Warning! There’s a phishing scam under way that is targeting Baltimore businesses and residents. If you think you’re a victim of this or any other internet scam, contact Poindexter immediately for computer repair, account recovery options, and next steps.
This particular scam arrives as an email, purporting to be from Google. The email includes subjects like “Warning,you are required to go through the process,” “Delivery Status Notification (Failure)!!!,” or “Your account might be disabled, fix error.” The body of the email might contain are warning about your email account, recommending that you visit a link to change your port settings and retrieve your missed messages. We received three such emails in two days and have been contacted by two clients asking whether or not to respond to them. The email we received is provided below, but without the offending links.

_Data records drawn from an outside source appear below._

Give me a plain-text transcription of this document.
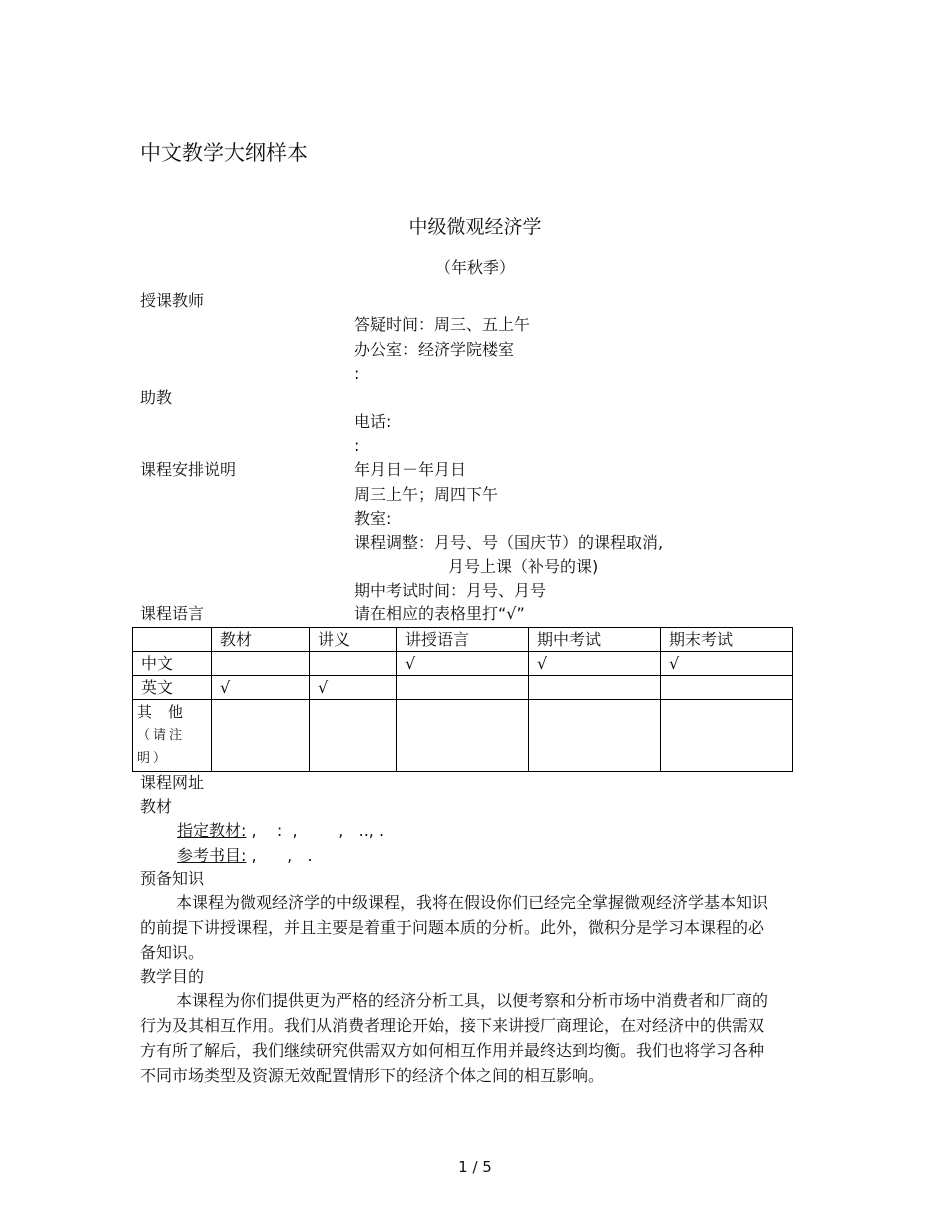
中文教学大纲样本
中级微观经济学
（年秋季）
授课教师
答疑时间：周三、五上午
办公室：经济学院楼室
:
助教
电话:
:
课程安排说明	年月日－年月日
周三上午；周四下午
教室:
课程调整：月号、号（国庆节）的课程取消,
月号上课（补号的课)
期中考试时间：月号、月号
课程语言	请在相应的表格里打“√”
	教材	讲义	讲授语言	期中考试	期末考试
中文			√	√	√
英文	√	√			

其他
（请注
明）					

课程网址
教材
指定教材: ,    :  ,        ,   .., .
参考书目: ,      ,   .
预备知识
本课程为微观经济学的中级课程，我将在假设你们已经完全掌握微观经济学基本知识的前提下讲授课程，并且主要是着重于问题本质的分析。此外，微积分是学习本课程的必备知识。
教学目的
本课程为你们提供更为严格的经济分析工具，以便考察和分析市场中消费者和厂商的行为及其相互作用。我们从消费者理论开始，接下来讲授厂商理论，在对经济中的供需双方有所了解后，我们继续研究供需双方如何相互作用并最终达到均衡。我们也将学习各种不同市场类型及资源无效配置情形下的经济个体之间的相互影响。
1 / 5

This is an autmomated email sent from our SSL severs to inform you that there is an error in your email configuration.
This error was identified on: 2015/09/24 and we have not been able to deliver 8 contact email messages from this date.
To retrieve your emails and reconfigure Port 486,Click Here
Warning: Failure to do this will lead total suspension of your email account.
This message has been sent to:[email protected].
Please delete and Ignore if this is not your email address
Clicking any of the provided links will direct your internet browser to a fraudulent page designed to look like Google’s account setting page. It will prompt you to enter your username and password; the site then sends those details to whoever is responsible for the scam, compromising your account.
If you receive an email like this or with an attachment claiming to be from Google or any other account provider, delete immediately. Do not click any of the included links. If you did follow through and enter your email and password on the phishing page, change your Google account password immediately.
Google, Bing, Microsoft, and every other major webmail provider will never ask you to change your port settings. They will never threaten to close your account in this way. And they will never ever include sensitive account details or service requests as an attached PDF file. Unusual stuff like this is a warning sign that the email isn’t genuine and might be a scam or worse.